ここまで、国家公務員と会社員の退職金事情について詳しく見てきました。では、実際に定年まで勤めて2000万円以上の退職金を受け取れる可能性の高い公務員は、老後も安泰なのでしょうか。

「老後資金はいくら必要?」と聞くと、「2000万円くらい」と思い浮かべる方は多いですよね。2019年に金融庁審議会「市場ワーキング・グループ」の報告した老後2000万円問題から、「老後資金は2000万円貯めなければ」と考える方も実際多いです。

そもそも、この「老後2000万円問題」とは、夫婦2人で年金だけでは老後の生活費が2000万円足りなくなるという内容です。

実はこの2000万円という数字の中には、介護費用が全く含まれていません。昔は家に両親・祖父母がいるという方も多かったと思いますが、現代は核家族化が進んでいて「老後は子どもに面倒を見てもらう」というより、「老人ホームに入る」という選択をする方も増えてきております。

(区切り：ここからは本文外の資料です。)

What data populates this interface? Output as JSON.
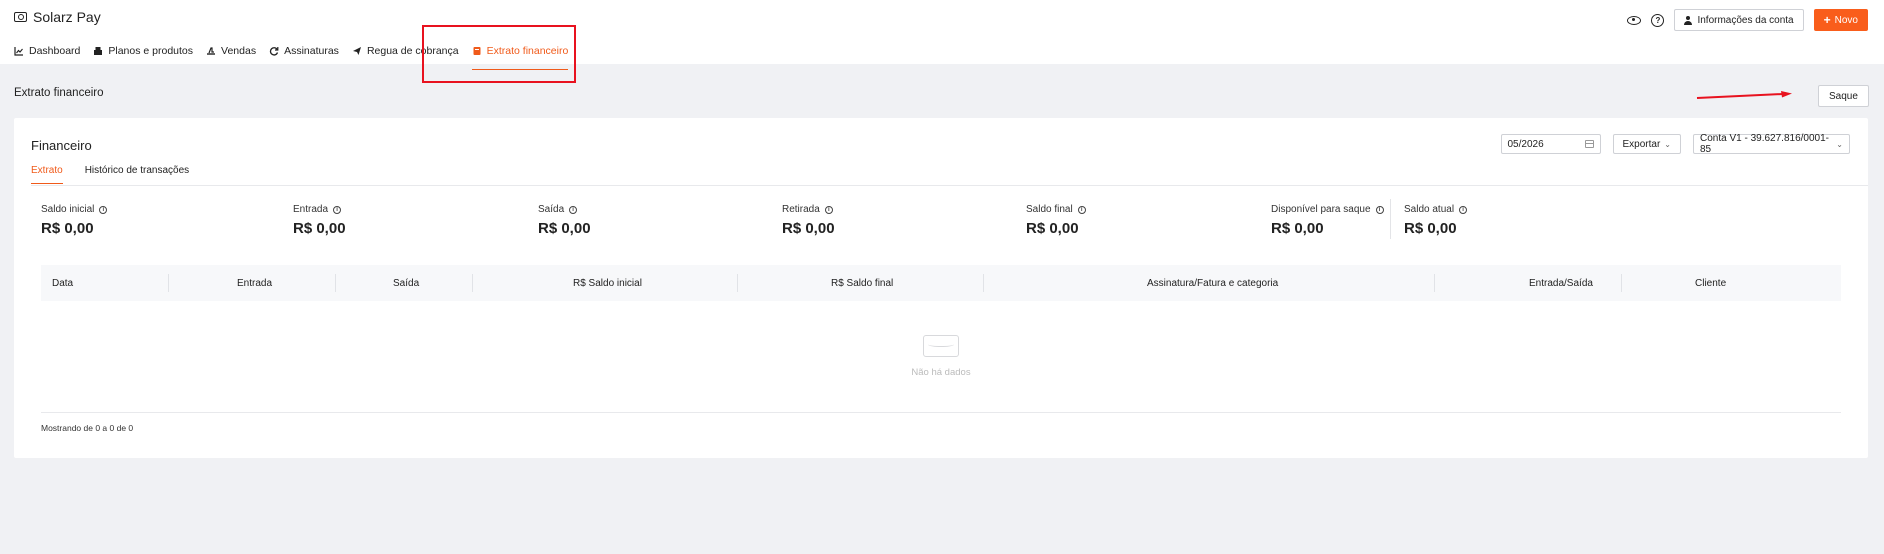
{
  "app": {
    "title": "Solarz Pay"
  },
  "nav": [
    {
      "label": "Dashboard",
      "icon": "chart-icon"
    },
    {
      "label": "Planos e produtos",
      "icon": "box-icon"
    },
    {
      "label": "Vendas",
      "icon": "sales-icon"
    },
    {
      "label": "Assinaturas",
      "icon": "refresh-icon"
    },
    {
      "label": "Regua de cobrança",
      "icon": "send-icon"
    },
    {
      "label": "Extrato financeiro",
      "icon": "book-icon",
      "active": true
    }
  ],
  "header": {
    "account_info_label": "Informações da conta",
    "new_label": "Novo"
  },
  "page": {
    "title": "Extrato financeiro",
    "saque_label": "Saque"
  },
  "card": {
    "title": "Financeiro",
    "tabs": [
      "Extrato",
      "Histórico de transações"
    ],
    "date_value": "05/2026",
    "export_label": "Exportar",
    "account_value": "Conta V1 - 39.627.816/0001-85"
  },
  "stats": [
    {
      "label": "Saldo inicial",
      "value": "R$ 0,00"
    },
    {
      "label": "Entrada",
      "value": "R$ 0,00"
    },
    {
      "label": "Saída",
      "value": "R$ 0,00"
    },
    {
      "label": "Retirada",
      "value": "R$ 0,00"
    },
    {
      "label": "Saldo final",
      "value": "R$ 0,00"
    },
    {
      "label": "Disponível para saque",
      "value": "R$ 0,00"
    },
    {
      "label": "Saldo atual",
      "value": "R$ 0,00"
    }
  ],
  "table": {
    "columns": [
      "Data",
      "Entrada",
      "Saída",
      "R$ Saldo inicial",
      "R$ Saldo final",
      "Assinatura/Fatura e categoria",
      "Entrada/Saída",
      "Cliente"
    ],
    "empty_text": "Não há dados",
    "footer": "Mostrando de 0 a 0 de 0"
  },
  "colors": {
    "accent": "#f95d1b",
    "highlight": "#e8121f"
  }
}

LIFULL(介護)の「老人ホームの費用相場」(2021年8月31日時点)を基に試算すると、1人につき約1000~2000万円の費用がかかります。

サービス付き高齢者向け住宅

  • 入居時費用:19.7万円
  • 月額費用(入居時費用あり):16.5万円
  • 平均介護期間:54.5ヶ月(4年7ヶ月)※生命保険文化センター調べ

合計:約900万円

有料老人ホーム費用

  • 入居時費用:540万円
  • 月額費用(入居時費用あり):23万円
  • 平均介護期間:54.5ヶ月(4年7ヶ月)※生命保険文化センター調べ

合計:約1800万円

仮に、夫婦二人の場合は約2000~4000万円が必要となります。もし退職金で2000万円受け取れたとしても、生活費で消えていくため介護費用が足りないでしょう。

そう考えると、公務員も2000万円以上の退職金を受け取れるから安泰ではなく、退職金・年金に頼らない自助努力で作り上げる老後資金の準備を始めたほうが良さそうです。